Ship sets sail carrying components for Scarborough TBM

30 November 2021


Jumbo Vision, the appropriately named ship with a jumbo cargo, has left European shores, setting its sights on Canada where it will deliver the parts for a Herrenknecht TBM that will bore Toronto’s Scarborough Subway Extension.

On November 26, the machine began its journey of more than 6,300km to the launch shaft in Toronto, having recently passed its factory acceptance testing at the Herrenknecht facility in Schwanau, Germany. This was followed by dismantling and packing into shipping containers for transportation on barges from Kehl up the Rhine River to the Dutch port of Westdorpe.

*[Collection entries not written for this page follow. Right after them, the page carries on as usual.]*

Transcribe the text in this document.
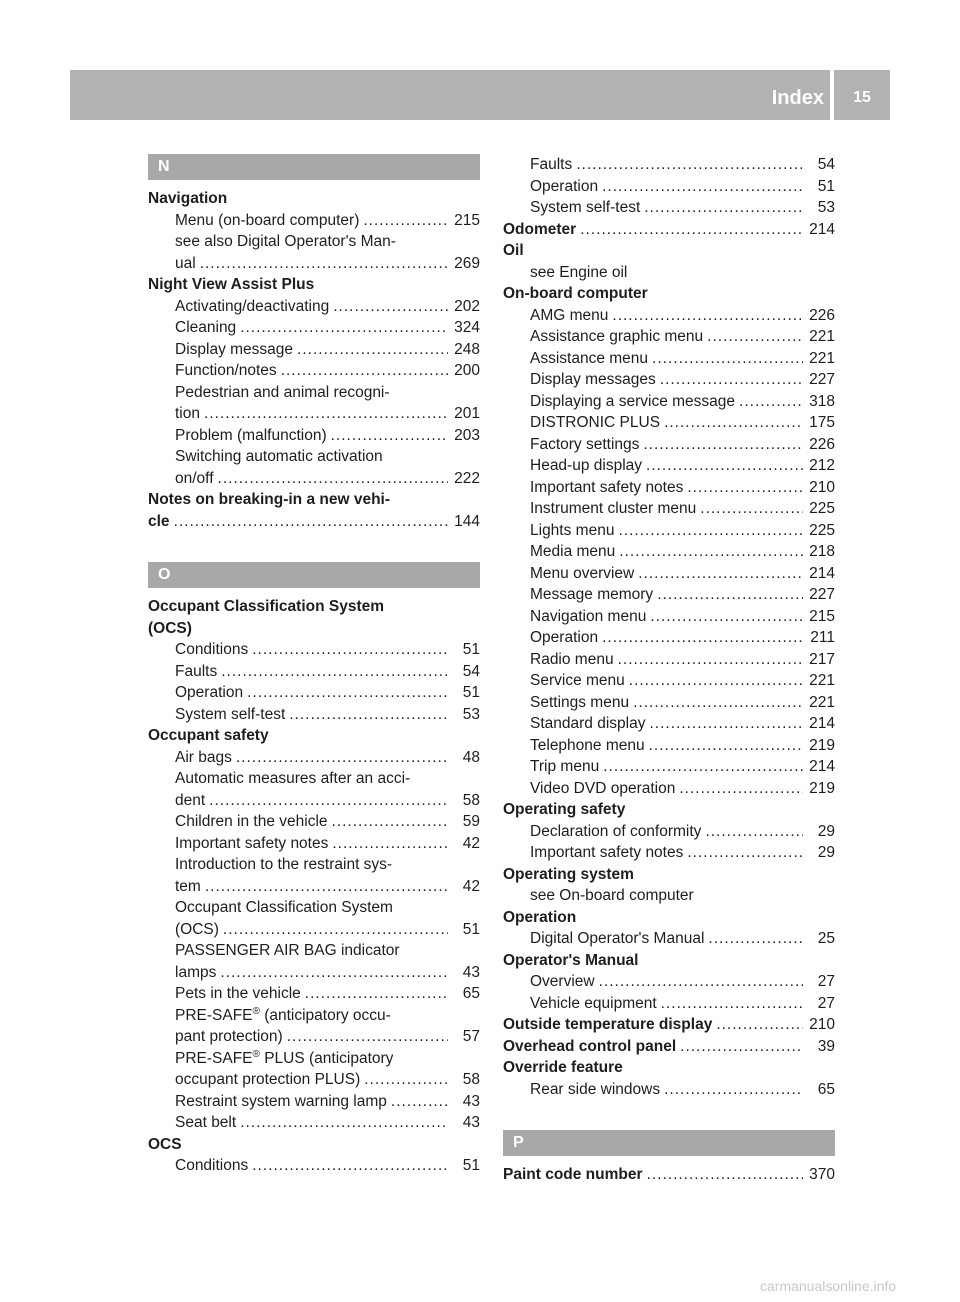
Index	15
N
Navigation
Menu (on-board computer) .....	215
see also Digital Operator's Man-
ual .....	269
Night View Assist Plus
Activating/deactivating .....	202
Cleaning .....	324
Display message .....	248
Function/notes .....	200
Pedestrian and animal recogni-
tion .....	201
Problem (malfunction) .....	203
Switching automatic activation
on/off .....	222
Notes on breaking-in a new vehi-
cle .....	144
O
Occupant Classification System
(OCS)
Conditions .....	51
Faults .....	54
Operation .....	51
System self-test .....	53
Occupant safety
Air bags .....	48
Automatic measures after an acci-
dent .....	58
Children in the vehicle .....	59
Important safety notes .....	42
Introduction to the restraint sys-
tem .....	42
Occupant Classification System
(OCS) .....	51
PASSENGER AIR BAG indicator
lamps .....	43
Pets in the vehicle .....	65
PRE-SAFE® (anticipatory occu-
pant protection) .....	57
PRE-SAFE® PLUS (anticipatory
occupant protection PLUS) .....	58
Restraint system warning lamp .....	43
Seat belt .....	43
OCS
Conditions .....	51
Faults .....	54
Operation .....	51
System self-test .....	53
Odometer .....	214
Oil
see Engine oil
On-board computer
AMG menu .....	226
Assistance graphic menu .....	221
Assistance menu .....	221
Display messages .....	227
Displaying a service message .....	318
DISTRONIC PLUS .....	175
Factory settings .....	226
Head-up display .....	212
Important safety notes .....	210
Instrument cluster menu .....	225
Lights menu .....	225
Media menu .....	218
Menu overview .....	214
Message memory .....	227
Navigation menu .....	215
Operation .....	211
Radio menu .....	217
Service menu .....	221
Settings menu .....	221
Standard display .....	214
Telephone menu .....	219
Trip menu .....	214
Video DVD operation .....	219
Operating safety
Declaration of conformity .....	29
Important safety notes .....	29
Operating system
see On-board computer
Operation
Digital Operator's Manual .....	25
Operator's Manual
Overview .....	27
Vehicle equipment .....	27
Outside temperature display .....	210
Overhead control panel .....	39
Override feature
Rear side windows .....	65
P
Paint code number .....	370
carmanualsonline.info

The two-week voyage will take the machine across the Atlantic, into the St Lawrence Seaway, Canada, and to the port of Oshawa on Lake Ontario. From there, the containers will be trucked to the launch site at McCowan Road and Sheppard Avenue East where TBM re-assembly will begin. The machine is due to be lowered into a launch shaft – mostly excavated – measuring 80m long, 30m wide and 25m deep in spring 2022.

Lying within an area known as the South Slope, the tunnel alignment will comprise soft ground made up of mainly glacial till and interglacial granular, with a mix of sand, clay and small boulders. Since last year, transportation provider Metrolinx has drilled over 100 boreholes along the project route at depths ranging from 10-60m.

The TBM is anticipated to advance at rates of around 10m/day. It will bore a single, 10.7m-diameter tunnel for the three-stop 7.8km Scarborough Subway Extension (SSE) which, for its entire length, will run underground. It will be the first subway project in Toronto to operate in both directions within a single tube.

The three-stop SSE will extend Toronto Transit Commission’s Line 2 subway service approximately 7.8km further into Scarborough, providing seamless, reliable transit to key areas in Toronto’s eastern hub.